Representation and Reputation: Exchanging Experts and Artisans between the Spanish and Moroccan Courts in the 16th Century

Friday, January 4, 2019: 3:30 PM
Crystal Room (Palmer House Hilton)
Claire Gilbert, Saint Louis University
Between 1593 and 1598, the Castilian court painter Blas de Prado was sent to Morocco at the request of its sultan, Aḥmad al-Manṣūr. Though fleeting references to this voyage date from seventeenth-century art histories, little is known about what Blas de Prado actually did while in Morocco. This presentation will present additional evidence about Blas de Prado’s stay in al-Manṣūr’s court and add to recent scholarship about this period in the painter’s life. Most significantly, however, I will argue that Prado’s journey to Morocco and his stay in the Sultan’s court should be considered as part of an intensifying Hispano-Moroccan diplomatic system which thrived on the personal exchange of letters, information, and objects. Blas de Prado’s activities in Morocco testify to the fact that Spain and Morocco not only exchanged diplomatic agents and luxury goods, but also artisans who could produce such goods.

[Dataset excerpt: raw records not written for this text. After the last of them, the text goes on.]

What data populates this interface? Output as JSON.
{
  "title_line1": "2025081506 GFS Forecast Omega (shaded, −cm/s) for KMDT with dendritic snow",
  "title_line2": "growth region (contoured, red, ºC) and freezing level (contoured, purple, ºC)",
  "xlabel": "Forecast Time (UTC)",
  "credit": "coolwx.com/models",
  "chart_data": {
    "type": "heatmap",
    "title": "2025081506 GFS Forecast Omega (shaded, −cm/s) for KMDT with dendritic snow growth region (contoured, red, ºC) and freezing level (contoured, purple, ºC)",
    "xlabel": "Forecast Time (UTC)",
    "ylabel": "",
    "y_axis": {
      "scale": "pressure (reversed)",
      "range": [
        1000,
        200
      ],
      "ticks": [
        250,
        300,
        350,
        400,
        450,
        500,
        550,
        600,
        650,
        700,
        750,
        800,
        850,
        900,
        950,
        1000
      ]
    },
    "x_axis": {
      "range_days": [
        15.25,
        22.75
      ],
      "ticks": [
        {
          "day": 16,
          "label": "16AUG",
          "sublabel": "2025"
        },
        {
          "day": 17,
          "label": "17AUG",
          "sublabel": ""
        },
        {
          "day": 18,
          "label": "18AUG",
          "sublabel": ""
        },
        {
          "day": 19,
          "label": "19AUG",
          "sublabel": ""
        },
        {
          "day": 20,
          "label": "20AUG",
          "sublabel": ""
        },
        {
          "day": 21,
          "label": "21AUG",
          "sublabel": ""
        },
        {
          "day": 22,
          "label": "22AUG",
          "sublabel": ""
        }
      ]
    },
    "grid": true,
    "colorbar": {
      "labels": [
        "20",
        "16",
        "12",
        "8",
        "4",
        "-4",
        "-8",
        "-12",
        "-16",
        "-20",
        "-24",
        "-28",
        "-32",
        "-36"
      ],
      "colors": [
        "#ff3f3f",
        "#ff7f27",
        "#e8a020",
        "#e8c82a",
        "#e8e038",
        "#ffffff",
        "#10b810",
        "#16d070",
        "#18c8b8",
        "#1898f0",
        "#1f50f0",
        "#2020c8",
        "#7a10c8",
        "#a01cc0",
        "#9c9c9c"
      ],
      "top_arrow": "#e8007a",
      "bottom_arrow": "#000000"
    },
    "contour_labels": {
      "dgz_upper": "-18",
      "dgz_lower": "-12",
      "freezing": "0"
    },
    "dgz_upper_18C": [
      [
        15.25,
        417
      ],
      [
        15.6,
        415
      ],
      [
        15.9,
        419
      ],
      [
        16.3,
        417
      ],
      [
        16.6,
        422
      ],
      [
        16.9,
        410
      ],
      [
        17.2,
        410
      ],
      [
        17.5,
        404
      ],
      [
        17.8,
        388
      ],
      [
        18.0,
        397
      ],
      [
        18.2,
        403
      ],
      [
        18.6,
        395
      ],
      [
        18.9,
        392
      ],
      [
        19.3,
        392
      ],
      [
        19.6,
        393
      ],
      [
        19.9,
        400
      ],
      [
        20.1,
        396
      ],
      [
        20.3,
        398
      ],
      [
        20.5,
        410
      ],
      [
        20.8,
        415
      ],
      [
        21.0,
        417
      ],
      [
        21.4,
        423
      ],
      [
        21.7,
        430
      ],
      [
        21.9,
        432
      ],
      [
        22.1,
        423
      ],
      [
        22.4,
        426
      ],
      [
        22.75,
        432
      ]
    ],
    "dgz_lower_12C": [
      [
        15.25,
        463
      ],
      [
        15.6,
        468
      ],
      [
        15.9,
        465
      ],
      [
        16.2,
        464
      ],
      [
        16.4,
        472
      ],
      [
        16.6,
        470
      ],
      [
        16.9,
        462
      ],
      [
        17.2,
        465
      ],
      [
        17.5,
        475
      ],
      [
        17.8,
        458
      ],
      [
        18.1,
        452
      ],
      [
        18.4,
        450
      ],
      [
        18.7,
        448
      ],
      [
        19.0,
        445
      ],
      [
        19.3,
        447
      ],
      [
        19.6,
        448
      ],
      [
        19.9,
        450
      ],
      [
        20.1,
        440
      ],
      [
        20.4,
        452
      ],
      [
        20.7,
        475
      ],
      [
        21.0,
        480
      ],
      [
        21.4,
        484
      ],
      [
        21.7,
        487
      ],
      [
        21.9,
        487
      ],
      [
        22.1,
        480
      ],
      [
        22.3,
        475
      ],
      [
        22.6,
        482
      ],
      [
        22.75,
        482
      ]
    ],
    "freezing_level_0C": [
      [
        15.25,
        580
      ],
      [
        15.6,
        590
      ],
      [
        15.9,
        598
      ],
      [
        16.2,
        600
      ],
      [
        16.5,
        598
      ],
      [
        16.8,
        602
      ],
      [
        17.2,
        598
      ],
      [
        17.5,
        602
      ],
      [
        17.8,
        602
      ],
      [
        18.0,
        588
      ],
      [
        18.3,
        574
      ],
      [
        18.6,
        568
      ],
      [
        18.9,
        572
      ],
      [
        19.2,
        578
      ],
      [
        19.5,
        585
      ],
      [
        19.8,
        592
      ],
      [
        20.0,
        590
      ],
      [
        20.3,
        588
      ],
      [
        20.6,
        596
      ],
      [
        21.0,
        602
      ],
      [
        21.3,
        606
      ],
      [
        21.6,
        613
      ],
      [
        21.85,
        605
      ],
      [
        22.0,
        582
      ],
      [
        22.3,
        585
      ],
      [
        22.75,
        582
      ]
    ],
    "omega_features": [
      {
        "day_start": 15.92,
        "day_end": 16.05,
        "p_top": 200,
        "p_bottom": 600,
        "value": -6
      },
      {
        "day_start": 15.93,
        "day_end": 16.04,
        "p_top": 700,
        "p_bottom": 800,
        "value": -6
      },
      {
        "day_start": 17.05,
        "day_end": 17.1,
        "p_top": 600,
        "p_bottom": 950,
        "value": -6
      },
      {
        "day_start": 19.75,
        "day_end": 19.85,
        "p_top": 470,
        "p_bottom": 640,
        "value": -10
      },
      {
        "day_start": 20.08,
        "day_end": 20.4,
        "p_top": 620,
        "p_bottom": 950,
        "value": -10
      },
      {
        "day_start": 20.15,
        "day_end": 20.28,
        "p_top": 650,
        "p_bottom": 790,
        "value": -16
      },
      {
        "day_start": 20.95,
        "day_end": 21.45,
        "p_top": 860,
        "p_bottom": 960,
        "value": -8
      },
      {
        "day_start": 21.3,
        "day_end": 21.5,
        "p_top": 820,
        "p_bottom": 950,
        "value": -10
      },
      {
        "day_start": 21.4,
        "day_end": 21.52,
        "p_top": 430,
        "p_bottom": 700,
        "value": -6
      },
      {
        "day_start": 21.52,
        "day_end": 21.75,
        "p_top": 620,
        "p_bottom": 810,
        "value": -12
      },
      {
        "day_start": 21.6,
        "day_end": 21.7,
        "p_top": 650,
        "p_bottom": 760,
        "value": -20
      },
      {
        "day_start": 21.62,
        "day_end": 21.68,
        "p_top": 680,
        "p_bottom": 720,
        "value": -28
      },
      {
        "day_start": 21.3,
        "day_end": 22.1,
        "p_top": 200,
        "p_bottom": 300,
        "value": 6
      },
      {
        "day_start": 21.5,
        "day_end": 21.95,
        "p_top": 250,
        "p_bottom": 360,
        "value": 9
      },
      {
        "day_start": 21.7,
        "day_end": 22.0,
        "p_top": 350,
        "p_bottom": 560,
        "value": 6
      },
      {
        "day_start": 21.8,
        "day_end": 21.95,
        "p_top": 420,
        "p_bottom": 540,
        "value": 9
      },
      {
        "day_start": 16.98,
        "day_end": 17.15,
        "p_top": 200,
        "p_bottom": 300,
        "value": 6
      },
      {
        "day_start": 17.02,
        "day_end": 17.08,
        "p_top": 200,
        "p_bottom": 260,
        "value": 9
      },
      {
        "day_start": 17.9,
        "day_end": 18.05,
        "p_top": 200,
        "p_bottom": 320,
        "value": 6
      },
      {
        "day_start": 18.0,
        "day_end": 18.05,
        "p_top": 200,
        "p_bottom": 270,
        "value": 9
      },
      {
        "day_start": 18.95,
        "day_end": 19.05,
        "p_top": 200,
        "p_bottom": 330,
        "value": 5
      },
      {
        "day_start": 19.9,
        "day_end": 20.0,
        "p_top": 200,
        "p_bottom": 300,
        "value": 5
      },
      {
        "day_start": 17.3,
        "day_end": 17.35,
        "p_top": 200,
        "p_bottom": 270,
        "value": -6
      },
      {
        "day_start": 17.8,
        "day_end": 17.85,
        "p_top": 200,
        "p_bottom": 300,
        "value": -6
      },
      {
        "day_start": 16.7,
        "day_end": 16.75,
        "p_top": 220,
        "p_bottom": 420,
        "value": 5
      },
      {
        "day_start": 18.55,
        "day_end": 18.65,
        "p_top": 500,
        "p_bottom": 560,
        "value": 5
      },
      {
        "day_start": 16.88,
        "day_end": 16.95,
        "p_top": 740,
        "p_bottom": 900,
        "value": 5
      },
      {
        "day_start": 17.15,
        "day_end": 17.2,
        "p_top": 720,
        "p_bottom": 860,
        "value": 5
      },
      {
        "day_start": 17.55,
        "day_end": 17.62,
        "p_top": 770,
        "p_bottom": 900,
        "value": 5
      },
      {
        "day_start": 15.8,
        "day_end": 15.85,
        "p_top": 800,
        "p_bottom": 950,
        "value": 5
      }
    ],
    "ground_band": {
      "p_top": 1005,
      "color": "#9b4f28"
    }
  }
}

This exchange of experts adds a new dimension to our understanding of the dynamics of early modern Mediterranean diplomacy. Rather than an exchange of objects through fixed ceremonial procedures, the Spanish king’s “lending” of a court painter to the Moroccan sultan–during a moment of tension between the two powers–is a window into the activity and creativity of the individuals who knit together the diplomatic system through their work and their own mobility.